The work is being done through the National Cancer Institute's Therapeutically Applicable Research to Generate Effective Treatments (TARGET) initiative. Trevor Pugh, a member of Matthew Meyerson's Broad Institute lab, presented the work during a session on genomics and potential targeted therapies of pediatric malignancies here yesterday.
Neuroblastoma is a cancer that originates in primary neural crest cells in the sympathetic nervous system, Pugh explained. Although some forms of the disease are relatively benign and low-risk, with five-year survival rates of more than 95 percent, he added, neuroblastomas at the other end of the spectrum are extremely high-risk and aggressive, with less than half of affected children surviving for five years.
So while some genetic alternations have already been detected for neuroblastoma, researchers are keen to learn more about the genetic bases of the disease, especially high-risk versions of it, in the hopes of eventually coming up with new treatments and improving outcomes.
The 81 matched tumor-normal pair samples tested came from the Children's Oncology Group Collection and were well annotated, Pugh explained, and the team had access to clinical, histological, ploidy, and SNP data for the tumors.

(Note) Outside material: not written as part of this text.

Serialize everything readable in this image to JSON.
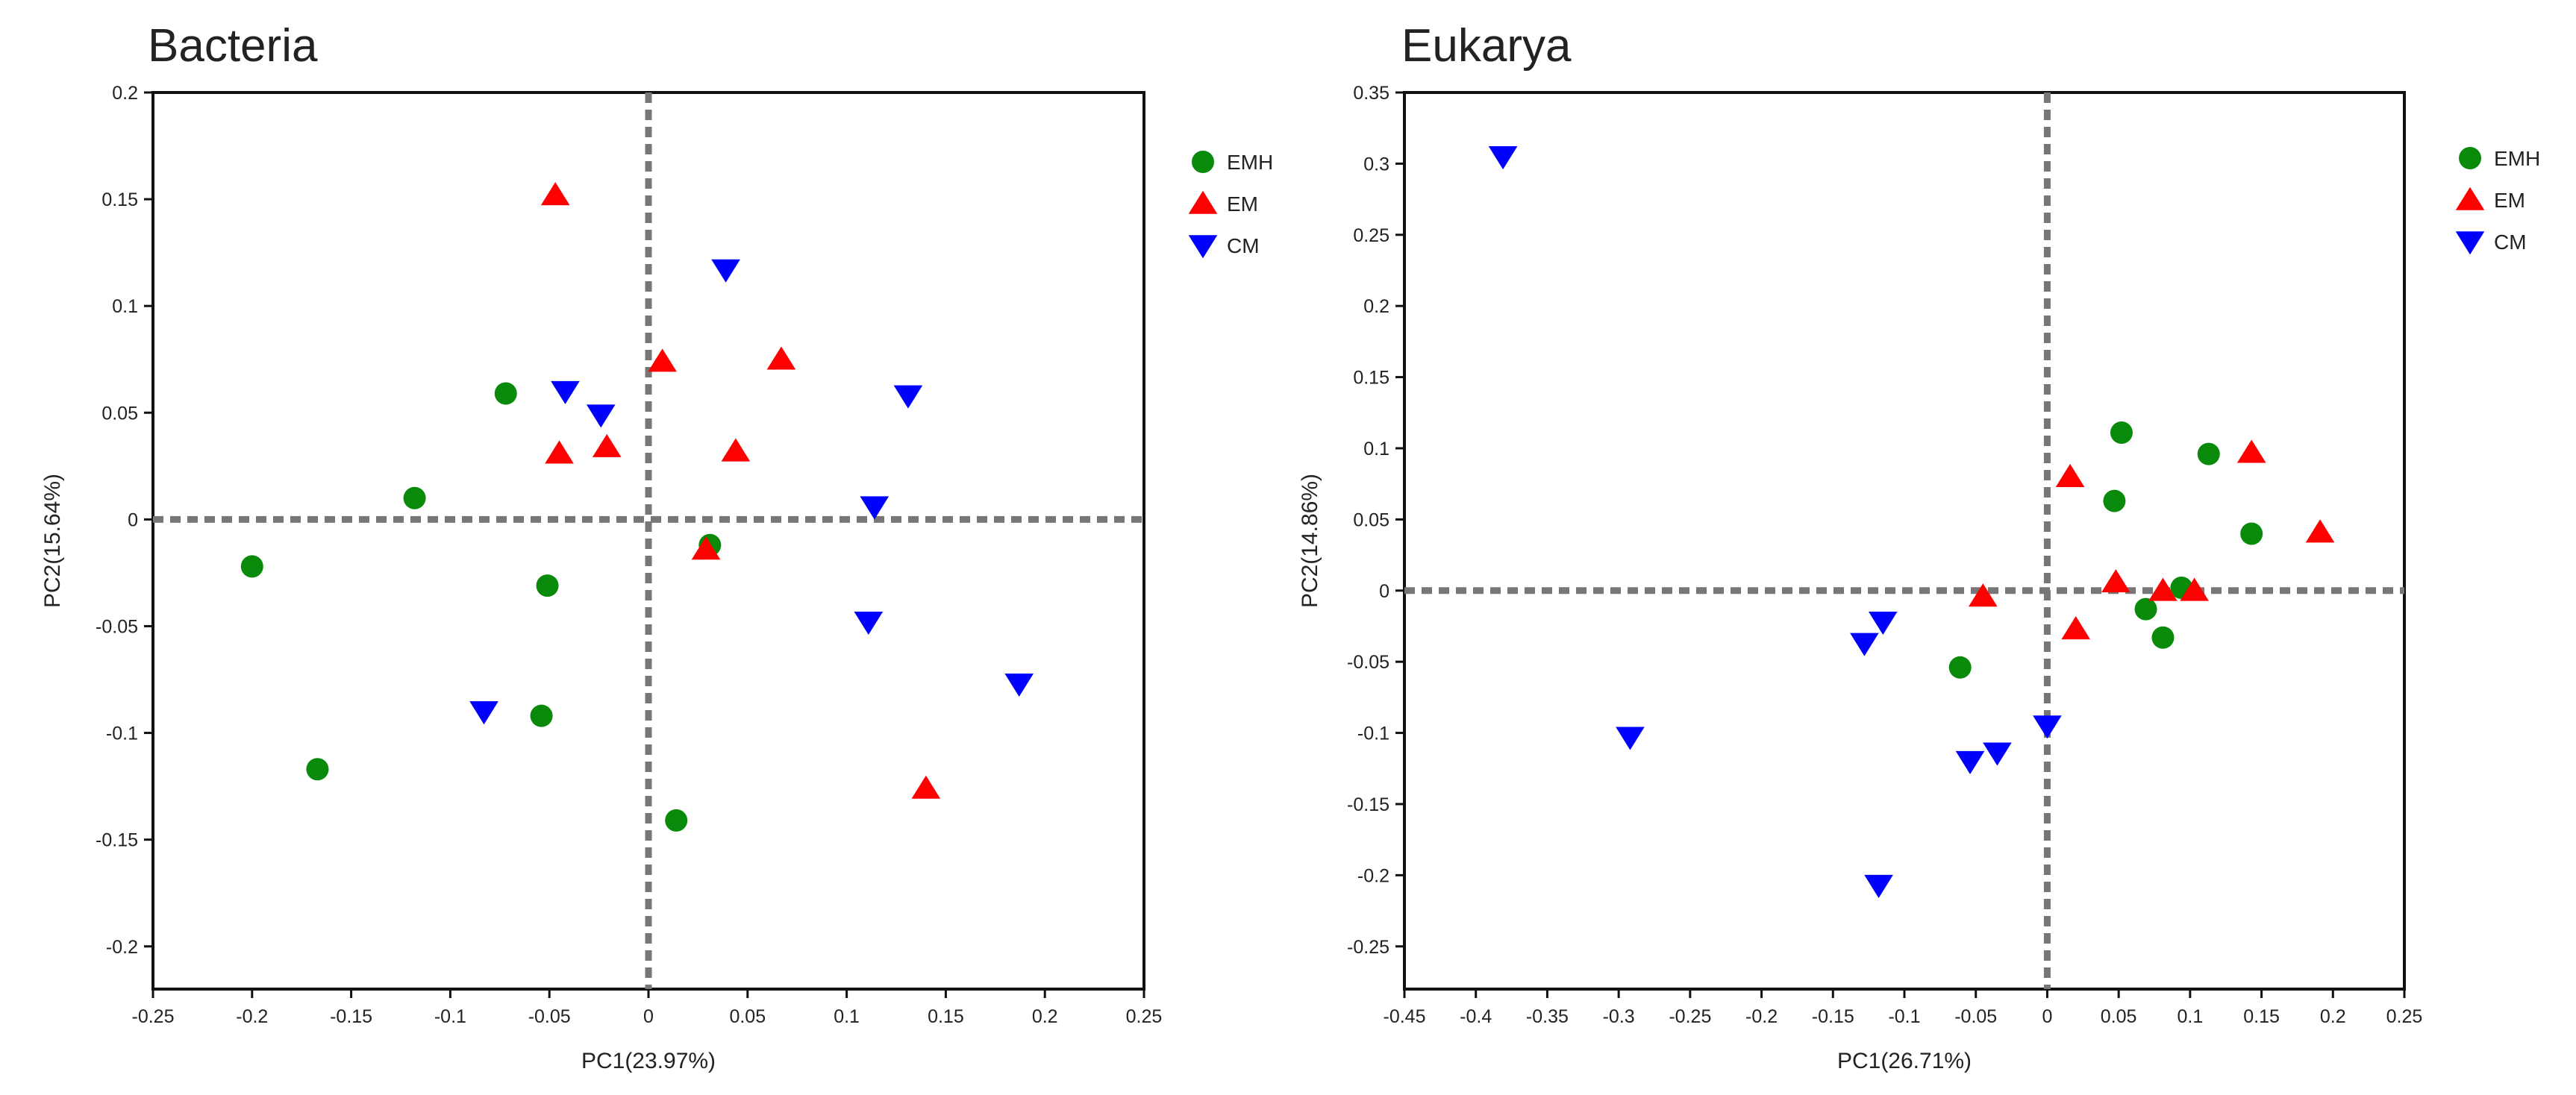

Researchers used a solution hybrid capture approach and high-throughput sequencing to generate sequence covering more than 85 percent of the exons in each genome. For tumor genomes they had at least 14 times coverage, while matched normal exomes were sequenced to eight times coverage or more.

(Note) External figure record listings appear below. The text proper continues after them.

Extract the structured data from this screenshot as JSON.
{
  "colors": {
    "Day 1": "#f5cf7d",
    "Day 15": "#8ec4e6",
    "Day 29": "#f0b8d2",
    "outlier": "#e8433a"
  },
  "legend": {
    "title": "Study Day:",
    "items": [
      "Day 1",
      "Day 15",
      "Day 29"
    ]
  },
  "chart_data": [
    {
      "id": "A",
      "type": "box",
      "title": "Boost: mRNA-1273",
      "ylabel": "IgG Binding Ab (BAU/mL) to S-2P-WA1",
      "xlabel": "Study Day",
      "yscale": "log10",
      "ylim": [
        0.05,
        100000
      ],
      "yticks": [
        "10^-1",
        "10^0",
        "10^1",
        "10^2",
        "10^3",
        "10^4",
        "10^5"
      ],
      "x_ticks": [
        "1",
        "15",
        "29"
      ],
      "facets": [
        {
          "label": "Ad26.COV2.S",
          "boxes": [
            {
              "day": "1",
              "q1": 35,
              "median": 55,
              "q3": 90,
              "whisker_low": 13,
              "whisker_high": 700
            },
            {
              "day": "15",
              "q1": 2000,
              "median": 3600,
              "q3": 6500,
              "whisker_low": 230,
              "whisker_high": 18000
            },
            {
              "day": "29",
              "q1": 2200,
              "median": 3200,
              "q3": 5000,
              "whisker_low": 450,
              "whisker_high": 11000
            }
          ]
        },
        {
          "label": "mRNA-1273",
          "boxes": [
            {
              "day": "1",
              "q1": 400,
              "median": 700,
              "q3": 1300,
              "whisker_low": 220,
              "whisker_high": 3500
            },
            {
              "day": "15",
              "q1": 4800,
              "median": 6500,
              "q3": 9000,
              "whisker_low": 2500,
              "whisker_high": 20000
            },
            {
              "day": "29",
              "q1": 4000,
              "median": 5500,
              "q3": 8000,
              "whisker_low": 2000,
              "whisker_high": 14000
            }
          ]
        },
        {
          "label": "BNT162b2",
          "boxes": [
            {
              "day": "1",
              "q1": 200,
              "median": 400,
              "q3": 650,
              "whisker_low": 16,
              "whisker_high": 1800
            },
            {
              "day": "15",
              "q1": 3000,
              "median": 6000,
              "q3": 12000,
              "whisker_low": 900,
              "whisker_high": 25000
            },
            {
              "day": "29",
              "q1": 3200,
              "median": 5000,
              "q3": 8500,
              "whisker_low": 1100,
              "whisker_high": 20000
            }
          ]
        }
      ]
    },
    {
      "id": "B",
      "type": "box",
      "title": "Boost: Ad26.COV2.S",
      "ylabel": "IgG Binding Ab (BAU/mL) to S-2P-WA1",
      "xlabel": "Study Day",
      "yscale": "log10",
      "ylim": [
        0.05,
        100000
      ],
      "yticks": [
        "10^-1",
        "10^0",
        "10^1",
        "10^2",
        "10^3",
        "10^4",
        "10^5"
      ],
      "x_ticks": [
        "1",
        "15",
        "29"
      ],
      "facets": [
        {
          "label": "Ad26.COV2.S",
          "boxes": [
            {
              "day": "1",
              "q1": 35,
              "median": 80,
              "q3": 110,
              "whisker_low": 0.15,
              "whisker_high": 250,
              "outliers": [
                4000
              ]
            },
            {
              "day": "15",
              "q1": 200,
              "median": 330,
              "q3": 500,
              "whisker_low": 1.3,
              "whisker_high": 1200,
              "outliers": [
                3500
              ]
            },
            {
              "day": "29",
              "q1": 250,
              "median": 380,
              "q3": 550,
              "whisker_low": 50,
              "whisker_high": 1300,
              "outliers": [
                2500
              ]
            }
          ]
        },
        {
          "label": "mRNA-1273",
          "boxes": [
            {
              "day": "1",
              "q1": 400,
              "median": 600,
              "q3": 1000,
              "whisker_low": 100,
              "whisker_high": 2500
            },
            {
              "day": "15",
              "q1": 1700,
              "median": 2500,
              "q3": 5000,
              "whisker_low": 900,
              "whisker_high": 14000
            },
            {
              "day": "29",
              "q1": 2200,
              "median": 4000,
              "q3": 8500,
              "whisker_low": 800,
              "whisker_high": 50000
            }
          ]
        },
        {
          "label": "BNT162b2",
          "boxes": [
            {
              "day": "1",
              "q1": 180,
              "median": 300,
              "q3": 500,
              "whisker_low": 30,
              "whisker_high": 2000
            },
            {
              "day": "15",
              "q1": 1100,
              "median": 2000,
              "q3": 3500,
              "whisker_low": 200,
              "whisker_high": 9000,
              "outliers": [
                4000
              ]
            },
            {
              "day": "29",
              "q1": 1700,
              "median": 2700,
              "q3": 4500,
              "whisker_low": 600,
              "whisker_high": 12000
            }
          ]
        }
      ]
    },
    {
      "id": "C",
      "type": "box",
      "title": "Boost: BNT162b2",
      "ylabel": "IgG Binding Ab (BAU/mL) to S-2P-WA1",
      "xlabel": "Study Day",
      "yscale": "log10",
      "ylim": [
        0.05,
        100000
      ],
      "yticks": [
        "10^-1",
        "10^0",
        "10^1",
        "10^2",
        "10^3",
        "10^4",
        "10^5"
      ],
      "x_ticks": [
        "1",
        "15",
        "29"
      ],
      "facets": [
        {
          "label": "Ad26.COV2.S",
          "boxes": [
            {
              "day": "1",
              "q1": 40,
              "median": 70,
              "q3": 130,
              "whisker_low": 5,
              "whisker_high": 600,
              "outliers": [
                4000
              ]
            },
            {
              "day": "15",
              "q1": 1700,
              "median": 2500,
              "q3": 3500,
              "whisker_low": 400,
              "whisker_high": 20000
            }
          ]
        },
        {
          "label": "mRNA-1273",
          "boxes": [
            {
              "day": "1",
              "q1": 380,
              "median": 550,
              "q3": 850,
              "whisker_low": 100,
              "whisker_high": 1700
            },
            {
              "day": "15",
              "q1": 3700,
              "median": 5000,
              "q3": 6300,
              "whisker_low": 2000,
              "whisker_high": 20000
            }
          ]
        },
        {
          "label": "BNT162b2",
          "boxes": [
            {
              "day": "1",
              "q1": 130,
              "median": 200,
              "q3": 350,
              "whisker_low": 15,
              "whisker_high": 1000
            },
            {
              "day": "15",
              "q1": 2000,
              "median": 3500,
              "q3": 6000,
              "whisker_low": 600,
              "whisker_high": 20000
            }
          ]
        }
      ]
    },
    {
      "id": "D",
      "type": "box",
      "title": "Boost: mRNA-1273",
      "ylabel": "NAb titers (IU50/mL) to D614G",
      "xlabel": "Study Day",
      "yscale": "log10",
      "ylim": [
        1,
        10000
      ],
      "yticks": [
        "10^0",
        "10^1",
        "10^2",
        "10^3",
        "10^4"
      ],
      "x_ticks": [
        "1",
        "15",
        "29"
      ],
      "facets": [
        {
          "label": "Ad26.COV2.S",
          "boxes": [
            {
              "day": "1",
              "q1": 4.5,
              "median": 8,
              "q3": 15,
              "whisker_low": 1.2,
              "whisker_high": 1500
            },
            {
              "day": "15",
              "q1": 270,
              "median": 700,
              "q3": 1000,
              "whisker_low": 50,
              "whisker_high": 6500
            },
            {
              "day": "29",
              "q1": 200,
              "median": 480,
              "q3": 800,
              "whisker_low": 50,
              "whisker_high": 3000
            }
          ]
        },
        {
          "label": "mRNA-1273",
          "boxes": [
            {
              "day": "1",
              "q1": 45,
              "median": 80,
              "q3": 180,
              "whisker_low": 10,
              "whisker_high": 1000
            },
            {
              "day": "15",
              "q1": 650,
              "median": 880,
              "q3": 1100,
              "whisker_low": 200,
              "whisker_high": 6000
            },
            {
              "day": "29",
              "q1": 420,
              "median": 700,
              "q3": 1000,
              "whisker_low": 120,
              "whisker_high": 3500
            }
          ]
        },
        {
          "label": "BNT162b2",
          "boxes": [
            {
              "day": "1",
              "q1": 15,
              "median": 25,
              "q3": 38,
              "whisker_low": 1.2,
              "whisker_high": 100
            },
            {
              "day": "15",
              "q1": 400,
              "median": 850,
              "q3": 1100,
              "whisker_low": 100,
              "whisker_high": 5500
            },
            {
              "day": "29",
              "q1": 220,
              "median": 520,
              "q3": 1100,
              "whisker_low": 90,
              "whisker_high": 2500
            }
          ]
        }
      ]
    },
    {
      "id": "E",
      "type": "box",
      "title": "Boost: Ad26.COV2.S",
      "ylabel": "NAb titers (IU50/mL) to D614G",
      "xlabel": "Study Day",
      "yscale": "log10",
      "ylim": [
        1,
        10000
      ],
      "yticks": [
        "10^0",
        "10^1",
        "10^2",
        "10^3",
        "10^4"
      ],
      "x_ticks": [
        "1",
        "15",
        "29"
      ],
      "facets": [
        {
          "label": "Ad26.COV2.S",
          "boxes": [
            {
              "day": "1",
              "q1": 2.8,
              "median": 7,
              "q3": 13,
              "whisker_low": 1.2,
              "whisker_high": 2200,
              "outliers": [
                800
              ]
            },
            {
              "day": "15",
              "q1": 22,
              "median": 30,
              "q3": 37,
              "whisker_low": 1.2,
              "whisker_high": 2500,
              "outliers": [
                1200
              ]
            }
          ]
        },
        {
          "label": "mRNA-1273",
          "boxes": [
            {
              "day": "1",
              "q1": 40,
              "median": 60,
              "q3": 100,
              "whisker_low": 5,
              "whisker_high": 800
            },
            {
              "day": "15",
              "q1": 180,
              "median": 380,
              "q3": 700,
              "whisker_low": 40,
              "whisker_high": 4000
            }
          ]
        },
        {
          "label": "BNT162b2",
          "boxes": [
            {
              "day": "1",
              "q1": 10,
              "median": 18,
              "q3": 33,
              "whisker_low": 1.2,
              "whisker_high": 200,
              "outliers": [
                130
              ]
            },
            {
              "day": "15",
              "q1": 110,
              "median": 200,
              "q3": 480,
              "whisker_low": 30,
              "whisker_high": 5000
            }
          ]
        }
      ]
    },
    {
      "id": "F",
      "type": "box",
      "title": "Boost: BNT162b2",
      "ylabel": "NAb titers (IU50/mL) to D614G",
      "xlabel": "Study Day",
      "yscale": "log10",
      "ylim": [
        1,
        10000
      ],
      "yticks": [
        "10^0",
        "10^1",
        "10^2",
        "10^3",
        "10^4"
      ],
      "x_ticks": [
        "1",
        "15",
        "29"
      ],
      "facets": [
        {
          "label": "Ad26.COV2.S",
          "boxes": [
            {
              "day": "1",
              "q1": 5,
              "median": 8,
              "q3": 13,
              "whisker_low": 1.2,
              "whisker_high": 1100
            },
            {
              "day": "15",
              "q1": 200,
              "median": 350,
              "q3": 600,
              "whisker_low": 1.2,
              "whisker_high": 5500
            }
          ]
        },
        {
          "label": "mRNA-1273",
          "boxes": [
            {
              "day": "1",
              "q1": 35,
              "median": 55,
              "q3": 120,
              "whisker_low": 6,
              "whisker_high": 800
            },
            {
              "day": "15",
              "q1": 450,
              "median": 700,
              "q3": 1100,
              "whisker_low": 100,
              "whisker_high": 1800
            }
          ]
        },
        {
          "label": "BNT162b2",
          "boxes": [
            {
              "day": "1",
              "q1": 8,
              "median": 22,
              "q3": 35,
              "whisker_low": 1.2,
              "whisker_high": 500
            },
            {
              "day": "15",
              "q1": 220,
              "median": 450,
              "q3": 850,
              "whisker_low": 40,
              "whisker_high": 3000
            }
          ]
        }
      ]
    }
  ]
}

When they sorted through this exome data, the team found that neuroblastoma has one of the lowest somatic mutation rates seen yet, Pugh noted, and mutation patterns hint that environmental exposures are likely less significant contributors to neuroblastoma than they are for other cancers, such as melanoma.
Overall, researchers saw four mutation groups within the neuroblastoma tumors tested, including one group with an apparent hyper-mutation phenotype.
Although several genes harbored mutations across the set of neuroblastoma tumors, very few had recurrent mutations.
Just one gene was mutated at a frequency of seven percent, followed by another gene that was mutated in around three or four percent of cases. Another 16 genes seem to be altered in between two and five percent of the tumors tested, Pugh noted, though these findings still need to be verified.
Other mutations overlapping with those found in the Catalogue of Somatic Mutations in Cancer (COSMIC) database were also present in the tumors, but many of these genes were mutated in just one of the tumors tested.
Researchers have come up with a few potential explanations for the dearth of obvious mutations, Pugh explained.
For instance, he said, it's possible that some authentic cancer-related changes were filtered out during the analysis as a consequence of neuroblastoma tumor circulating in the blood and muddying the genetic signal found in matched normal samples. The team is also considering the possibility that germline mutations might contribute to neuroblastoma.
Those involved in the study are currently following up on these and other possibilities, Pugh said, and are working on ways to adjust their somatic mutation caller to find and account for the presence of tumor cells in normal samples.